Posted June. 24, 2006 08:18,   

한국어

The lunch meal incident tainted by food poisoning resulted in widespread pandemonium at cafeterias in schools, hospitals, and companies.

Following 93 schools with 90,000 students that halted lunch meals distributed by CJ Food Systems on June 22, from June 23, 536 cafeterias in public facilities, hospitals, and companies will halt operation. In addition, 1,089 schools and companies halted the provision of food materials from CJ Food Systems.

According to the Ministry of Education and Human Resources Development and provincial offices of education on June 23, 27 schools which contracted CJ Food Systems directly for distribution of lunch meals or for the provision of food materials produced 1,700 victims of food poisoning from June 16 to 23.

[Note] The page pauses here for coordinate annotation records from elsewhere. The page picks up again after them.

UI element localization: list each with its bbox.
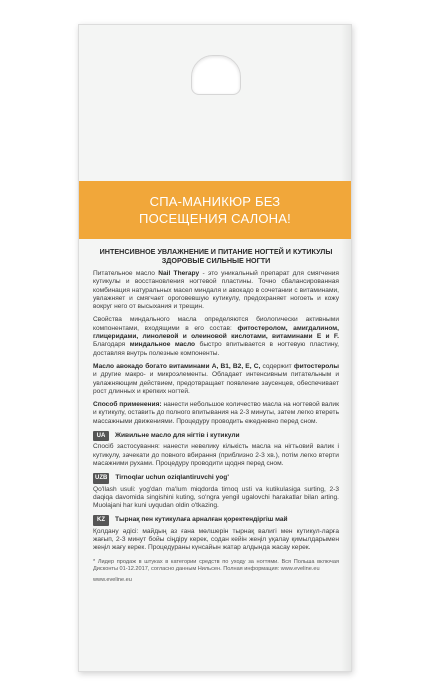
text-span: Свойства миндального масла определяются биологически активными компонентами, входящими в его состав: [93,316,339,332]
headline [93,247,339,265]
banner-text: СПА-МАНИКЮР БЕЗ ПОСЕЩЕНИЯ САЛОНА! [139,194,291,226]
bold-span: миндальное масло [129,341,196,349]
product-box-back [78,24,352,672]
headline-line-1: ИНТЕНСИВНОЕ УВЛАЖНЕНИЕ И ПИТАНИЕ НОГТЕЙ И КУТИКУЛЫ [99,247,333,256]
footnote: * Лидер продаж в штуках в категории средств по уходу за ногтями. Вся Польша включая Дисконты 01-12.2017, согласно данным Нильсен. Полная информация: www.eveline.eu [93,558,339,572]
language-badge: UA [93,431,109,441]
hang-tab-hole [191,55,241,95]
section-title: Tirnoqlar uchun oziqlantiruvchi yog' [115,474,229,482]
section-body: Qo'llash usuli: yog'dan ma'lum miqdorda tirnoq usti va kutikulasiga surting, 2-3 daqiqa davomida singishini kuting, so'ngra yengil ugalovchi harakatlar bilan arting. Muolajani har kuni uyqudan oldin o'tkazing. [93,485,339,510]
text-span: содержит [260,362,294,370]
almond-oil-paragraph [93,316,339,357]
section-title: Тырнақ пен кутикулаға арналған қоректендіргіш май [115,516,288,524]
text-span: - это уникальный препарат для смягчения кутикулы и восстановления ногтевой пластины. Точно сбалансированная комбинация натуральных масел миндаля и авокадо в сочетании с витаминами, увлажняет и смягчает ороговевшую кутикулу, предохраняет ногоеть и кожу вокруг него от высыхания и трещин. [93,270,340,311]
text-span: Питательное масло [93,270,159,277]
orange-banner [79,181,351,239]
section-title: Живильне масло для нігтів і кутикули [115,432,240,440]
brand-name: Nail Therapy [158,270,200,277]
section-heading [93,515,339,525]
language-badge: UZB [93,473,109,483]
headline-line-2: ЗДОРОВЫЕ СИЛЬНЫЕ НОГТИ [161,256,271,265]
bold-span: фитостеролы [293,362,339,370]
box-edge-shading [341,25,351,671]
label-content [93,247,339,584]
language-badge: KZ [93,515,109,525]
section-uzb [93,473,339,510]
section-body: Спосіб застосування: нанести невелику кількість масла на нігтьовий валик і кутикулу, зачекати до повного вбирання (приблизно 2-3 хв.), потім легко втерти масажними рухами. Процедуру проводити щодня перед сном. [93,443,339,467]
avocado-oil-paragraph [93,363,339,396]
bold-span: Способ применения: [93,401,162,409]
section-body: Қолдану әдісі: майдың аз ғана мөлшерін тырнақ валигі мен кутикул-ларға жағып, 2-3 минут бойы сіңдіру керек, содан кейін жеңіл уқалау қимылдарымен жеңіл жағу керек. Процедураны күнсайын жатар алдында жасау керек. [93,527,339,552]
usage-paragraph [93,401,339,426]
bold-span: Масло авокадо богато витаминами A, B1, B2, E, C, [93,362,261,370]
section-ua [93,431,339,468]
section-heading [93,431,339,441]
section-heading [93,473,339,483]
text-span: и другие макро- и микроэлементы. Обладает интенсивным питательным и увлажняющим действием, предотвращает появление заусенцев, обеспечивает рост длинных и крепких ногтей. [93,371,339,395]
description-paragraph [93,270,339,311]
text-span: нанести небольшое количество масла на ногтевой валик и кутикулу, оставить до полного впитывания на 2-3 минуты, затем легко втереть массажными движениями. Процедуру проводить ежедневно перед сном. [93,401,339,425]
text-span: Благодаря [93,341,130,349]
website: www.eveline.eu [93,576,132,583]
text-span: быстро впитывается в ногтевую пластину, доставляя внутрь полезные компоненты. [93,341,340,357]
section-kz [93,515,339,552]
bold-span: фитостеролом, амигдалином, глицеридами, линолевой и олеиновой кислотами, витаминами E и F. [93,324,339,341]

93 schools have halted distribution of lunch meals, including 40 in Seoul, 17 in Incheon, 8 in Gyeonggi, 4 in Busan, 10 in South Gyeongsang province, 1 in Gangwon, 5 in Daejeon, 7 in Gwangju and South Jeolla, and 1 in Ulsan.

The food poisoning incident also affected hospitals and companies, as 47 companies in the South Gyeongsang area halted lunch meal distribution to 17,000 workers.

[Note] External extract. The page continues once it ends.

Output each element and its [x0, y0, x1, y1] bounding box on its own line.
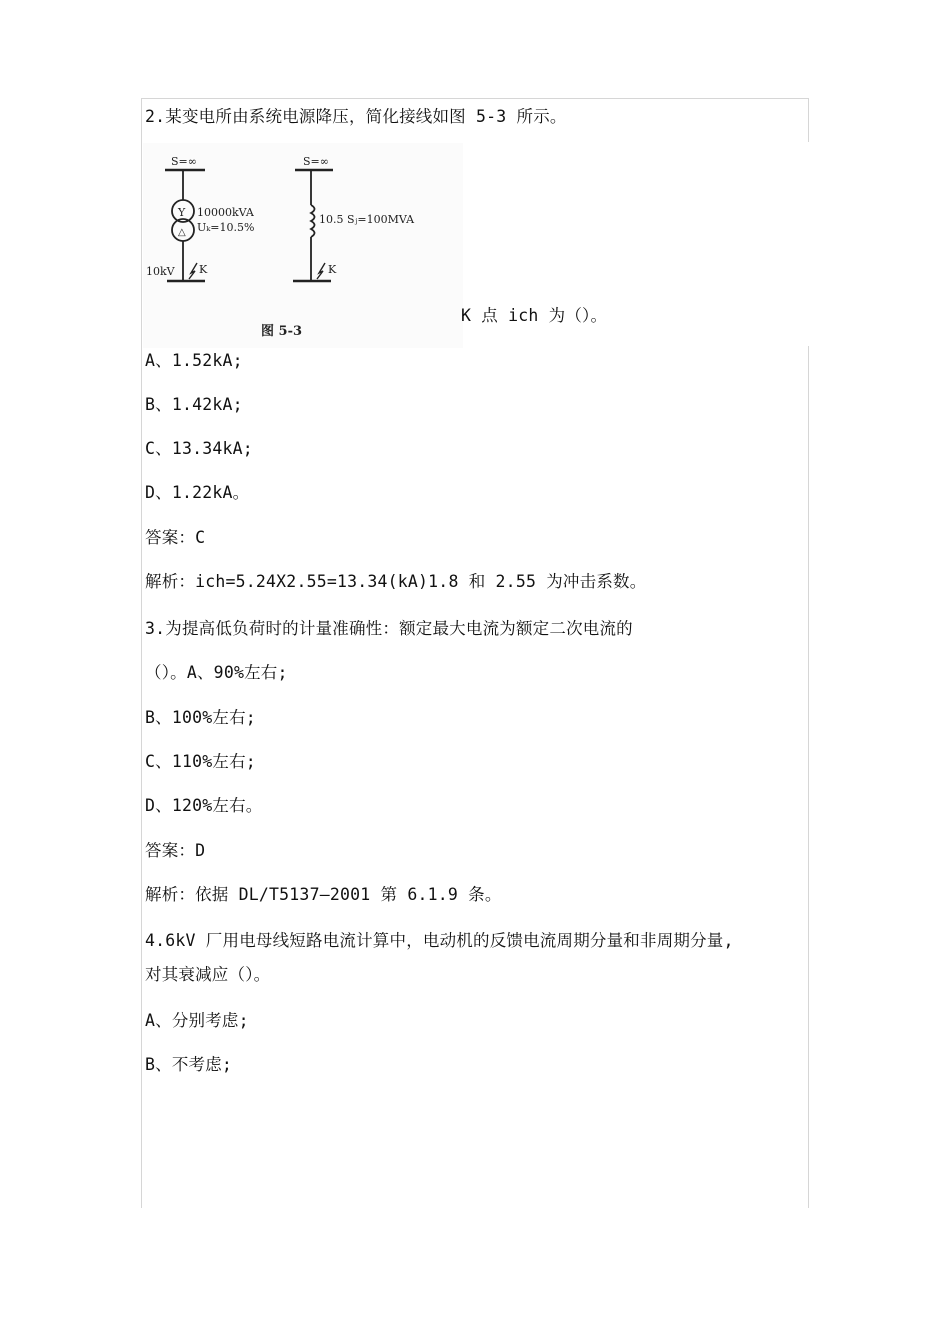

For several schools where lunch meal programs were halted, some students who did not prepare lunch from home went hungry, while the rest brought their lunches or ate bread, milk, gimbab, or cups of noodles for lunch.

With the late distribution of school notices, two schools, including the Kaywon High School of Arts in Gyeonggi, 12 schools in Incheon, and Imun High School of Daejeon only opened during the morning and had the students return home early.

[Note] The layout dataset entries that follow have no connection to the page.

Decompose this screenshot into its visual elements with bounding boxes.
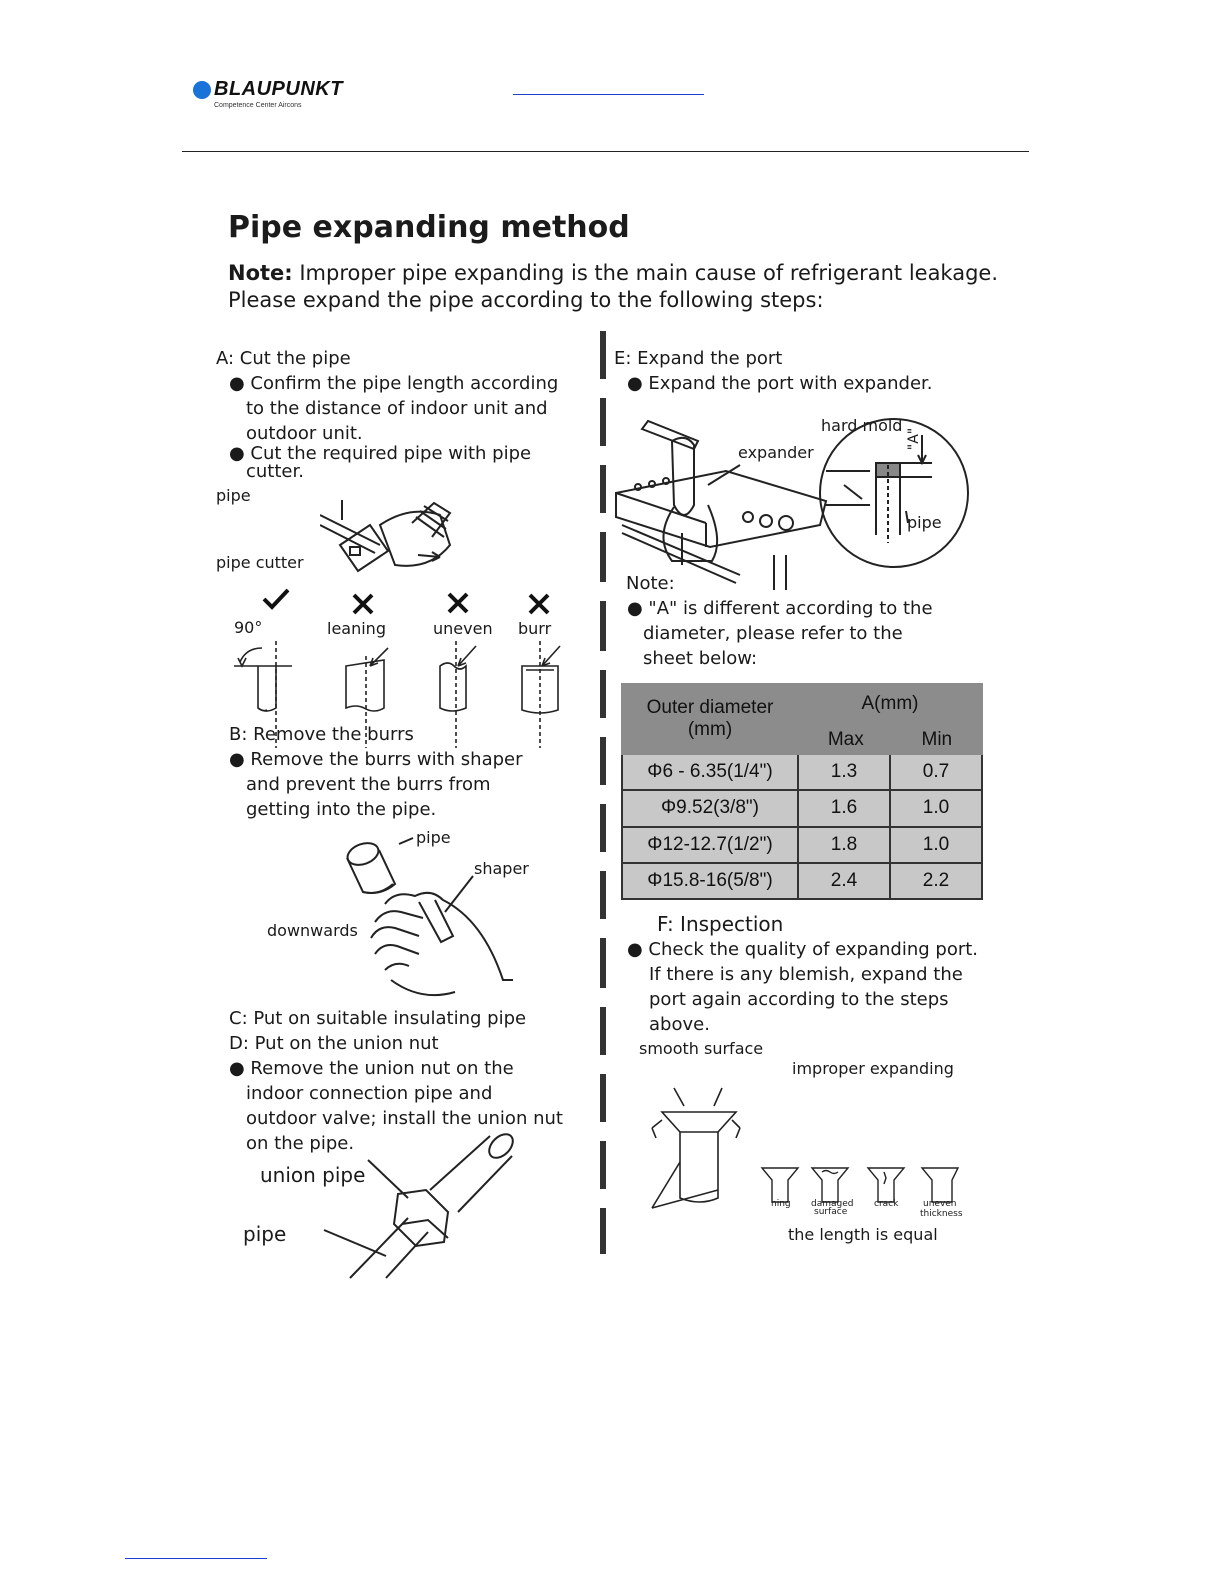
brand-logo: BLAUPUNKT — [214, 78, 343, 100]
table-row — [622, 790, 982, 826]
cell-max: 1.6 — [798, 790, 890, 826]
label-downwards: downwards — [267, 921, 358, 940]
step-b-title: B: Remove the burrs — [229, 724, 414, 745]
table-row — [622, 827, 982, 863]
cross-icon-uneven — [446, 591, 470, 615]
step-f-bullet1-l3: port again according to the steps — [649, 989, 949, 1010]
column-divider — [600, 532, 606, 582]
union-nut-illustration — [290, 1130, 525, 1280]
note-label: Note: — [228, 261, 293, 285]
label-defect-damaged: damaged — [811, 1199, 854, 1209]
expanding-dimension-table — [621, 683, 983, 900]
table-row — [622, 863, 982, 899]
step-d-title: D: Put on the union nut — [229, 1033, 439, 1054]
step-a-title: A: Cut the pipe — [216, 348, 351, 369]
step-e-note-title: Note: — [626, 573, 675, 594]
label-defect-surface: surface — [814, 1207, 848, 1217]
step-a-bullet2-l2: cutter. — [246, 461, 304, 482]
cell-min: 0.7 — [890, 754, 982, 790]
cell-max: 1.3 — [798, 754, 890, 790]
intro-note — [228, 263, 998, 284]
label-burr: burr — [518, 619, 552, 638]
column-divider — [600, 601, 606, 651]
step-a-bullet1-l1: ● Confirm the pipe length according — [229, 373, 559, 394]
column-divider — [600, 737, 606, 785]
cell-min: 1.0 — [890, 790, 982, 826]
column-divider — [600, 1141, 606, 1189]
label-pipe-e: pipe — [907, 513, 942, 532]
label-defect-crack: crack — [874, 1199, 899, 1209]
check-icon — [262, 588, 290, 610]
column-divider — [600, 1208, 606, 1254]
cell-min: 2.2 — [890, 863, 982, 899]
footer-link-underline[interactable] — [125, 1558, 267, 1559]
label-90-degrees: 90° — [234, 618, 263, 637]
header-min: Min — [921, 729, 953, 750]
step-b-bullet1-l2: and prevent the burrs from — [246, 774, 491, 795]
label-uneven: uneven — [433, 619, 493, 638]
label-smooth-surface: smooth surface — [639, 1039, 764, 1058]
expander-illustration — [612, 415, 972, 590]
label-union-pipe: union pipe — [260, 1163, 366, 1187]
label-defect-thickness: thickness — [920, 1209, 963, 1219]
label-pipe-b: pipe — [416, 828, 451, 847]
intro-note-line2: Please expand the pipe according to the following steps: — [228, 288, 824, 312]
header-outer-diameter-label: Outer diameter — [646, 697, 774, 718]
step-a-bullet1-l2: to the distance of indoor unit and — [246, 398, 548, 419]
cell-diameter: Φ12-12.7(1/2") — [622, 827, 798, 863]
brand-logo-dot — [193, 81, 211, 99]
step-d-bullet1-l3: outdoor valve; install the union nut — [246, 1108, 563, 1129]
step-f-bullet1-l4: above. — [649, 1014, 710, 1035]
brand-tagline: Competence Center Aircons — [214, 102, 302, 109]
improper-flare-illustrations — [760, 1164, 970, 1204]
label-leaning: leaning — [327, 619, 386, 638]
step-e-note-l3: sheet below: — [643, 648, 758, 669]
label-length-equal: the length is equal — [788, 1225, 938, 1244]
page-title: Pipe expanding method — [228, 210, 630, 245]
header-a-mm — [798, 684, 982, 754]
label-pipe-a: pipe — [216, 486, 251, 505]
cell-min: 1.0 — [890, 827, 982, 863]
column-divider — [600, 670, 606, 718]
smooth-flare-illustration — [644, 1082, 754, 1212]
label-improper-expanding: improper expanding — [792, 1059, 954, 1078]
shaper-hand-illustration — [335, 830, 515, 1000]
label-shaper: shaper — [474, 859, 529, 878]
label-a: "A" — [906, 427, 923, 451]
header-max: Max — [827, 729, 864, 750]
column-divider — [600, 1074, 606, 1122]
label-expander: expander — [738, 443, 814, 462]
step-a-bullet2-l1: ● Cut the required pipe with pipe — [229, 443, 532, 464]
label-defect-ning: ning — [771, 1199, 791, 1209]
column-divider — [600, 465, 606, 513]
cross-icon-burr — [527, 592, 551, 616]
step-e-bullet1: ● Expand the port with expander. — [627, 373, 933, 394]
column-divider — [600, 804, 606, 852]
header-outer-diameter — [622, 684, 798, 754]
cell-max: 2.4 — [798, 863, 890, 899]
step-a-bullet1-l3: outdoor unit. — [246, 423, 363, 444]
label-pipe-d: pipe — [243, 1222, 287, 1246]
cell-diameter: Φ15.8-16(5/8") — [622, 863, 798, 899]
header-divider — [182, 151, 1029, 152]
step-c-title: C: Put on suitable insulating pipe — [229, 1008, 527, 1029]
column-divider — [600, 331, 606, 379]
step-d-bullet1-l4: on the pipe. — [246, 1133, 355, 1154]
step-e-title: E: Expand the port — [614, 348, 783, 369]
step-e-note-l2: diameter, please refer to the — [643, 623, 903, 644]
cell-diameter: Φ9.52(3/8") — [622, 790, 798, 826]
cross-icon-leaning — [351, 592, 375, 616]
step-f-title: F: Inspection — [657, 912, 784, 936]
column-divider — [600, 1007, 606, 1055]
column-divider — [600, 871, 606, 919]
header-outer-diameter-unit: (mm) — [687, 719, 733, 740]
cell-diameter: Φ6 - 6.35(1/4") — [622, 754, 798, 790]
label-hard-mold: hard mold — [821, 416, 903, 435]
column-divider — [600, 938, 606, 988]
header-link-underline[interactable] — [513, 94, 704, 95]
step-f-bullet1-l1: ● Check the quality of expanding port. — [627, 939, 979, 960]
step-d-bullet1-l2: indoor connection pipe and — [246, 1083, 493, 1104]
note-text: Improper pipe expanding is the main cause of refrigerant leakage. — [292, 261, 999, 285]
label-pipe-cutter: pipe cutter — [216, 553, 304, 572]
step-b-bullet1-l1: ● Remove the burrs with shaper — [229, 749, 523, 770]
step-e-note-l1: ● "A" is different according to the — [627, 598, 933, 619]
cell-max: 1.8 — [798, 827, 890, 863]
table-row — [622, 754, 982, 790]
pipe-cutter-illustration — [320, 495, 460, 580]
column-divider — [600, 398, 606, 446]
step-d-bullet1-l1: ● Remove the union nut on the — [229, 1058, 514, 1079]
label-defect-uneven: uneven — [923, 1199, 957, 1209]
step-b-bullet1-l3: getting into the pipe. — [246, 799, 437, 820]
header-a-mm-label: A(mm) — [861, 693, 919, 714]
step-f-bullet1-l2: If there is any blemish, expand the — [649, 964, 963, 985]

At Sungeui Girl’s High School where victims of food poisoning first appeared, final exams and the summer holidays have been postponed.

Critics also point to the late response which called for the exacerbation of the incident.

An accident suspected of food poisoning first occurred on June 16, while similar incidents later occurred in other schools, but the provincial offices of education responded one week late by calling for a halt in lunch meals on June 22.

On this matter the government held an emergency ministerial meeting presided by Prime Minister Han Myeong-sook at the central governmental complex located at Sejongno, Jongno-gu, Seoul on June 23, and vowed to launch a probe into lunch meals of 10,000 schools nationwide.

The government stated that “when we discover who is responsible, we will consider ordering that the stores be closed, dealing with the issue as a criminal case by canceling their licenses, and prohibiting them from pursuing a similar area of sales in the same location for six months.”

The government vowed to aid undernourished children and children from low-income households with special meal tickets.

Prosecutor-general Chung Sang-myung ordered prosecutors nationwide to focus until the end of September on monitoring unhealthy distribution of food during the summer.

Prosecutors will take hard measures by arresting public officials that are lax on monitoring illegal activities of production and distribution companies that regularly produce or sell food gone bad or unhealthy food.